Talvez seja assim ou talvez eu ainda não tenha encontrado o exercício certo para conseguir ser criativa. Talvez ainda não tenha encontrado a estratégia para também a criatividade ser um dom para mim. Talvez eu não seja criativa, ou talvez eu ainda não tenha explorado essa parte do meu cérebro.
       Os designers, publicitários e artistas são aqueles a quem normalmente se pede e exige algo criativo. Mas nada de excêntrico, caso contrário são considerados anormais por criarem algo para a qual a sociedade não está preparada! Mas voltando à ideia inicial, são eles os criativos da nossa comunidade. São eles que são pagos por empresas ou pessoas em nome próprio. 
Então, mas perguntam-me: a criatividade é paga? 
A criatividade não é paga, porque nós não a compramos e de repente já somos criativos; nós pagamos a alguém, que provavelmente é mais criativo do que nós, para fazer algo que nós não conseguiríamos elaborar tão facilmente.

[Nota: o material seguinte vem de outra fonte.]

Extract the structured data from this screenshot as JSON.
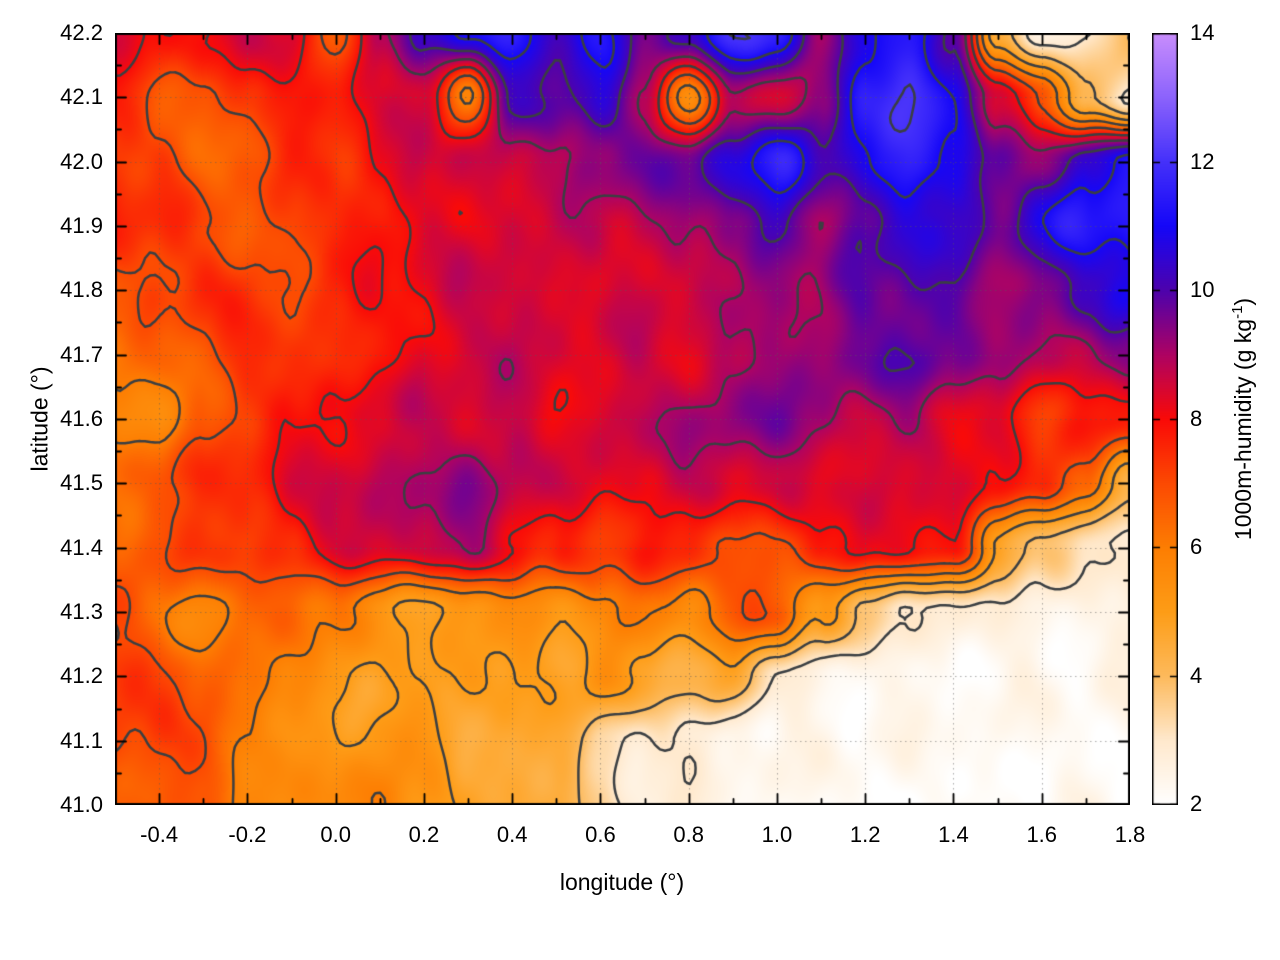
{
  "figure": {
    "xlabel": "longitude (°)",
    "ylabel": "latitude (°)",
    "colorbar_label_prefix": "1000m-humidity (g kg",
    "colorbar_label_sup": "-1",
    "colorbar_label_suffix": ")",
    "background": "#ffffff"
  },
  "chart_data": {
    "type": "heatmap",
    "title": "",
    "xlabel": "longitude (°)",
    "ylabel": "latitude (°)",
    "colorbar_label": "1000m-humidity (g kg-1)",
    "x_range": [
      -0.5,
      1.8
    ],
    "y_range": [
      41.0,
      42.2
    ],
    "z_range": [
      2,
      14
    ],
    "grid_on": true,
    "legend_position": "colorbar-right",
    "x_ticks": [
      -0.4,
      -0.2,
      0.0,
      0.2,
      0.4,
      0.6,
      0.8,
      1.0,
      1.2,
      1.4,
      1.6,
      1.8
    ],
    "x_tick_labels": [
      "-0.4",
      "-0.2",
      "0.0",
      "0.2",
      "0.4",
      "0.6",
      "0.8",
      "1.0",
      "1.2",
      "1.4",
      "1.6",
      "1.8"
    ],
    "x_minor_tick_step": 0.1,
    "y_ticks": [
      41.0,
      41.1,
      41.2,
      41.3,
      41.4,
      41.5,
      41.6,
      41.7,
      41.8,
      41.9,
      42.0,
      42.1,
      42.2
    ],
    "y_tick_labels": [
      "41.0",
      "41.1",
      "41.2",
      "41.3",
      "41.4",
      "41.5",
      "41.6",
      "41.7",
      "41.8",
      "41.9",
      "42.0",
      "42.1",
      "42.2"
    ],
    "y_minor_tick_step": 0.05,
    "cb_ticks": [
      2,
      4,
      6,
      8,
      10,
      12,
      14
    ],
    "cb_tick_labels": [
      "2",
      "4",
      "6",
      "8",
      "10",
      "12",
      "14"
    ],
    "contour_levels": [
      3,
      4,
      5,
      6,
      7,
      8,
      9,
      10,
      11,
      12
    ],
    "contour_color": "#3b3f42",
    "grid_color": "rgba(90,90,90,0.5)",
    "frame_color": "#000000",
    "palette": [
      {
        "v": 2,
        "color": "#ffffff"
      },
      {
        "v": 3,
        "color": "#ffe9cd"
      },
      {
        "v": 4,
        "color": "#fdba5c"
      },
      {
        "v": 5,
        "color": "#fe9d17"
      },
      {
        "v": 6,
        "color": "#fd7e02"
      },
      {
        "v": 7,
        "color": "#fc4a02"
      },
      {
        "v": 8,
        "color": "#fa0a08"
      },
      {
        "v": 9,
        "color": "#ae0363"
      },
      {
        "v": 10,
        "color": "#4e02ad"
      },
      {
        "v": 11,
        "color": "#1507f8"
      },
      {
        "v": 12,
        "color": "#4531fa"
      },
      {
        "v": 13,
        "color": "#8c63fc"
      },
      {
        "v": 14,
        "color": "#c98efc"
      }
    ],
    "grid_lon": [
      -0.5,
      -0.4,
      -0.3,
      -0.2,
      -0.1,
      0.0,
      0.1,
      0.2,
      0.3,
      0.4,
      0.5,
      0.6,
      0.7,
      0.8,
      0.9,
      1.0,
      1.1,
      1.2,
      1.3,
      1.4,
      1.5,
      1.6,
      1.7,
      1.8
    ],
    "grid_lat": [
      42.2,
      42.1,
      42.0,
      41.9,
      41.8,
      41.7,
      41.6,
      41.5,
      41.4,
      41.3,
      41.2,
      41.1,
      41.0
    ],
    "values": [
      [
        8.4,
        8.2,
        8.1,
        8.4,
        8.6,
        6.2,
        8.8,
        10.3,
        11.2,
        11.6,
        10.6,
        11.4,
        9.6,
        10.6,
        11.6,
        11.9,
        8.8,
        10.8,
        11.5,
        10.0,
        4.5,
        2.8,
        3.0,
        3.8
      ],
      [
        7.4,
        6.6,
        6.8,
        7.4,
        7.8,
        8.1,
        8.4,
        8.6,
        6.0,
        9.8,
        10.0,
        10.3,
        8.8,
        5.5,
        9.0,
        8.4,
        9.6,
        11.6,
        11.9,
        11.2,
        8.0,
        7.0,
        4.0,
        2.8
      ],
      [
        7.6,
        7.2,
        6.4,
        6.8,
        7.3,
        7.3,
        7.9,
        8.5,
        8.8,
        8.7,
        8.9,
        9.6,
        9.8,
        9.6,
        10.8,
        11.4,
        10.2,
        10.8,
        11.6,
        11.0,
        10.0,
        9.2,
        10.6,
        11.3
      ],
      [
        7.8,
        7.4,
        7.0,
        6.8,
        7.2,
        7.6,
        8.0,
        8.3,
        8.0,
        8.5,
        8.4,
        8.6,
        8.8,
        9.0,
        9.6,
        10.4,
        9.0,
        10.0,
        10.6,
        10.2,
        9.6,
        10.8,
        11.4,
        11.6
      ],
      [
        6.8,
        7.2,
        7.6,
        7.2,
        6.9,
        7.4,
        7.9,
        8.3,
        8.7,
        8.8,
        8.5,
        8.4,
        8.6,
        8.5,
        8.7,
        9.2,
        9.0,
        9.7,
        10.1,
        9.9,
        9.2,
        9.6,
        10.2,
        10.8
      ],
      [
        6.0,
        6.4,
        6.9,
        7.4,
        7.7,
        7.5,
        7.8,
        8.2,
        8.5,
        8.6,
        8.4,
        8.3,
        8.5,
        8.6,
        8.8,
        9.4,
        9.3,
        9.7,
        9.9,
        9.6,
        9.0,
        8.8,
        9.0,
        9.2
      ],
      [
        5.8,
        5.6,
        6.6,
        7.2,
        7.6,
        8.0,
        8.4,
        8.6,
        8.8,
        8.6,
        8.3,
        8.5,
        8.8,
        9.0,
        9.3,
        9.5,
        9.0,
        8.8,
        8.9,
        8.6,
        8.3,
        7.2,
        7.9,
        7.6
      ],
      [
        6.4,
        6.8,
        7.4,
        7.9,
        8.4,
        8.8,
        8.9,
        9.0,
        9.3,
        8.8,
        8.4,
        8.2,
        8.4,
        8.6,
        8.8,
        8.6,
        8.4,
        8.5,
        8.3,
        8.2,
        8.0,
        7.4,
        6.4,
        4.6
      ],
      [
        6.6,
        7.0,
        7.3,
        7.0,
        7.5,
        8.2,
        8.5,
        8.8,
        9.0,
        8.4,
        7.6,
        7.2,
        7.8,
        7.4,
        6.6,
        6.9,
        7.6,
        8.2,
        8.4,
        7.8,
        5.2,
        3.8,
        3.0,
        2.8
      ],
      [
        6.8,
        6.2,
        5.8,
        6.4,
        6.8,
        6.2,
        5.2,
        4.8,
        5.0,
        5.4,
        5.2,
        5.6,
        6.2,
        5.8,
        6.8,
        7.0,
        5.2,
        3.6,
        2.9,
        2.7,
        2.6,
        2.5,
        2.5,
        2.6
      ],
      [
        7.4,
        7.0,
        6.6,
        6.0,
        5.6,
        5.2,
        4.8,
        5.0,
        5.4,
        5.0,
        4.8,
        5.6,
        4.4,
        4.2,
        4.6,
        2.8,
        2.5,
        2.4,
        2.4,
        2.3,
        2.3,
        2.3,
        2.3,
        2.4
      ],
      [
        7.0,
        7.3,
        7.0,
        6.2,
        5.4,
        5.0,
        5.4,
        5.0,
        4.4,
        4.4,
        4.6,
        3.4,
        3.1,
        2.9,
        2.6,
        2.4,
        2.3,
        2.3,
        2.2,
        2.2,
        2.2,
        2.2,
        2.2,
        2.3
      ],
      [
        6.6,
        6.9,
        6.4,
        5.8,
        5.4,
        5.6,
        6.0,
        5.4,
        4.8,
        4.8,
        4.6,
        3.2,
        2.8,
        2.5,
        2.3,
        2.2,
        2.2,
        2.2,
        2.2,
        2.2,
        2.2,
        2.2,
        2.2,
        2.2
      ]
    ]
  }
}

         A criatividade é sim importante para a área de comunicação, no entanto, não direi que é ferramenta mais imprescindível de um meio de comunicação. Embora a escrita de notícias siga um conjunto de regras que deve ser respeitado, a criatividade é uma boa estratégia a adotar, dado que podemos escrever o mesmo, mas de maneiras diferentes, atraindo assim mais leitores.
Como o jornalismo não é a área que pretendo seguir, a criatividade, mesmo que pense que não a tenho comigo, é algo que tem de acompanhar a minha vida profissional. Se eu quero ser fotógrafa, eu tenho de ser criativa para não cair na rotina de registar, da mesma forma, os momentos. Se eu quero ser videógrafa, eu tenho de ser criativa para criar novas histórias, novos vídeos com perspetivas diferentes. Se eu quero ser designer ou publicitária, tenho de ser criativa para ter novas ideias para as empresas.